Dear Abby: Gender Identity
DEAR ABBY: I am a 65-year-old cross-dresser who has a deep, burning desire to be a woman. I guess you could call me gender dysphoric. I will never realize this dream of mine, though, and I have accepted myself as I am and have learned to live with it. I am not depressed.
My situation is difficult because my wife does not approve, so I try to be discreet. Sometimes I underdress and finish my hair and makeup in the car in a park. Then I'll walk or go shopping. I like people to see me like this. Because they don't know me, I'm sure sometimes they see a man in a dress, but I don't mind.
However, I am always alone in my altered state and all the groups meet at night. I'm a daytime person, and it's much easier to get out as "Sheila" in the late mornings and early afternoons. Is there some way for me to find some groups that meet in the afternoon? Is there someone I can contact? I appreciate your help. -- JUST A DREAM
DEAR JUST A DREAM: An organization that has appeared in my column before may be helpful for you. It's the Society for the Second Self (Tri-Ess International), and it offers not only support for heterosexual cross-dressers, but also their spouses, partners and families.

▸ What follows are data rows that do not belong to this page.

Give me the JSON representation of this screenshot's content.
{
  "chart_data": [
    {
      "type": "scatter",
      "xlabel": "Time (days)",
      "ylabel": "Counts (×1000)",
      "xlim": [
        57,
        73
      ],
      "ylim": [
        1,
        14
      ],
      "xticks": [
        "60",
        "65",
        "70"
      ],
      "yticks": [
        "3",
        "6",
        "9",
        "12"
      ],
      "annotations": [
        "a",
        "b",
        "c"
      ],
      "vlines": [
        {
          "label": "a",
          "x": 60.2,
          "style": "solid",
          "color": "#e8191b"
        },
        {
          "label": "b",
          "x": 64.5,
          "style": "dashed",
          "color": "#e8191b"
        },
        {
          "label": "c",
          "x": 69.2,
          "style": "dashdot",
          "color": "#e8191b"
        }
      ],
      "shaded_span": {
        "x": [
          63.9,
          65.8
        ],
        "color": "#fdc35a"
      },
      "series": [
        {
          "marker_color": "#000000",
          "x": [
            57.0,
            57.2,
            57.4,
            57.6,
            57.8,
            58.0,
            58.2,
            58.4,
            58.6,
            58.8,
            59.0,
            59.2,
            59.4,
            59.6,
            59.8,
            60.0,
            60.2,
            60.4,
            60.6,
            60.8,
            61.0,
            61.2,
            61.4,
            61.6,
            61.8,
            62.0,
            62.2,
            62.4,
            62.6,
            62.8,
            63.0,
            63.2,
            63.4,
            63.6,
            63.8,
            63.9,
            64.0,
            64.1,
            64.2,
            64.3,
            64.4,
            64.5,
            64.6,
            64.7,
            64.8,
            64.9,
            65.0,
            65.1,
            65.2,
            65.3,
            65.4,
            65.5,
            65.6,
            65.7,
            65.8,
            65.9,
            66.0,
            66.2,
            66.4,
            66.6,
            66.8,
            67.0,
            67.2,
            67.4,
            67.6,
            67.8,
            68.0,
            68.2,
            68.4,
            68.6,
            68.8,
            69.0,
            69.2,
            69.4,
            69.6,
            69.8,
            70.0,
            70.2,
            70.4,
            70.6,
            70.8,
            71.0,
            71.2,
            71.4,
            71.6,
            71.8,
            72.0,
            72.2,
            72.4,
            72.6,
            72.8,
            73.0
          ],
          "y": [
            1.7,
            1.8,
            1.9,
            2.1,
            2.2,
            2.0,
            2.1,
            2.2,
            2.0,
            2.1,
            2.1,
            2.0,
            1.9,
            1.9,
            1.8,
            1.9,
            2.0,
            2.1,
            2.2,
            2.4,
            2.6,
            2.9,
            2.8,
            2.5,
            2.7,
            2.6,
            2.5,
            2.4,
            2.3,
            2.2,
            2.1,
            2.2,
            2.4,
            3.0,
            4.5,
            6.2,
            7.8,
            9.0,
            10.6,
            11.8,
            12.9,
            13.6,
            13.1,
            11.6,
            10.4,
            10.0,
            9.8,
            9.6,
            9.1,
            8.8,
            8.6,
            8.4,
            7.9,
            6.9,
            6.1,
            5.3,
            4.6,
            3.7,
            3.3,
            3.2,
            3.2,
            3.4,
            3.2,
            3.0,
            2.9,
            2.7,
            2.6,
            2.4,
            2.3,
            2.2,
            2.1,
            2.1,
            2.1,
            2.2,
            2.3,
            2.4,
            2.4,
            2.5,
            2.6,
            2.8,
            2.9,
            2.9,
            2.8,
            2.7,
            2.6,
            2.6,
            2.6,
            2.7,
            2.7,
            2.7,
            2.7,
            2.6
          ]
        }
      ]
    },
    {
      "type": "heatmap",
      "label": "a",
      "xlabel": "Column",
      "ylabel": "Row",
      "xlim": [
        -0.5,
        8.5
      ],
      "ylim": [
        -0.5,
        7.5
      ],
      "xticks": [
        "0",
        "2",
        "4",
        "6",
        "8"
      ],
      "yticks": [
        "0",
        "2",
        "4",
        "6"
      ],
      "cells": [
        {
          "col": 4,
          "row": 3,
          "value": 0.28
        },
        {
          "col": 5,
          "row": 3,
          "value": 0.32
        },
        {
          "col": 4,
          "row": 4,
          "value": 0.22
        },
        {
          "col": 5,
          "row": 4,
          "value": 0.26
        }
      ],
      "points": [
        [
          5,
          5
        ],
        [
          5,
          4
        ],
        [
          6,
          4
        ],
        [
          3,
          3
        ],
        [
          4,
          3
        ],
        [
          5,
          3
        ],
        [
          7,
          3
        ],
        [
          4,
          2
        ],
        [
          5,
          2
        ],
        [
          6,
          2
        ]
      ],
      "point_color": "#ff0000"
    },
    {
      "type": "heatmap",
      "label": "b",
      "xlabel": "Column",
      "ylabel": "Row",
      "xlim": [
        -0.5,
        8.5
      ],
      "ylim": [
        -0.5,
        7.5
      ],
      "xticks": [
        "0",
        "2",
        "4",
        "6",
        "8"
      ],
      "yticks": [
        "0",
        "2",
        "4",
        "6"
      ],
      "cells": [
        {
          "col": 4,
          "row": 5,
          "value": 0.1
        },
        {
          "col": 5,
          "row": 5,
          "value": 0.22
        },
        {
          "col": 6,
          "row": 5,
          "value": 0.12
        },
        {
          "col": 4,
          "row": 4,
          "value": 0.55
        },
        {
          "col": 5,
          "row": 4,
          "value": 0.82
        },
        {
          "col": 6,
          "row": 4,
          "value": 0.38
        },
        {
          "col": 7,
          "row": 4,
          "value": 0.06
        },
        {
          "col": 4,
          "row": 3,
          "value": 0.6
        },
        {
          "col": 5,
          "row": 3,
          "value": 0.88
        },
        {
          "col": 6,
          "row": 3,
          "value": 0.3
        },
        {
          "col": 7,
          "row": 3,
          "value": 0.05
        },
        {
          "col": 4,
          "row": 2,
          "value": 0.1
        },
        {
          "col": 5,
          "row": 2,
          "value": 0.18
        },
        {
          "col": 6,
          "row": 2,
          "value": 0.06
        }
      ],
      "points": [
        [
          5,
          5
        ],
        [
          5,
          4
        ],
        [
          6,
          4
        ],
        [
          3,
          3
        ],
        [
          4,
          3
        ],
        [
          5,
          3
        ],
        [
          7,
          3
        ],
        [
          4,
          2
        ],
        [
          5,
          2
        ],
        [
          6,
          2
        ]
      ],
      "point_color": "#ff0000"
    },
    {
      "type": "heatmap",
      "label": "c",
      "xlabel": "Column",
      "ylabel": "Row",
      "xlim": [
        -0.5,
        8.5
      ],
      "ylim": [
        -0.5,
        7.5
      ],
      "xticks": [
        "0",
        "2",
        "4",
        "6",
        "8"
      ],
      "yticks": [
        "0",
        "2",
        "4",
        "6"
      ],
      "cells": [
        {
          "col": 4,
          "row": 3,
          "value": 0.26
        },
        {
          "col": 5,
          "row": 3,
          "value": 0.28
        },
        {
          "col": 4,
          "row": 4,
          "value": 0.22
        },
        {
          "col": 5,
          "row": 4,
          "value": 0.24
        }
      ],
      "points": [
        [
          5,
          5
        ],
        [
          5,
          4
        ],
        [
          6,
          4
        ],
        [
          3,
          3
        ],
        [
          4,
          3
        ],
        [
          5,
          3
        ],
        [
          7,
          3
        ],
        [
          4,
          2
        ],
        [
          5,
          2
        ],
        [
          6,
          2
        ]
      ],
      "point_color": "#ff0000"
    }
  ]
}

It's the oldest and largest support organization for cross-dressers and the people who love them. It promotes cross-dressing with dignity and decency, and treats spouses on an equal basis with their cross-dressers. To learn more about it, contact Tri-Ess at www.tri-ess.org.
no subject
I'm a wee bit confused by Abby's advice. Did she miss the part where the LW said they have a "deep, burning desire to be a woman"? This sounds like good advice for a cisgender man who is a cross-dresser, but that doesn't seem to be what's going on, here. Others?
no subject
It's a tough situation all around, though. I feel for the LW, and I feel for the wife. Support groups might help, or they might just illuminate that divorce is the best option.
no subject
Hopefully the group she referred LW to will hand LW on to a support group for trans women.
My advice for LW would be:
- you don't have to transition, but it's not too late if you want to, other people have at your age
- find an online support group. Maybe get a laptop or a tablet so you can go online while you're out of the house and wearing what you want to wear.
- there will be people out there who will love Sheila, and you can't make your wife happy by making yourself unhappy.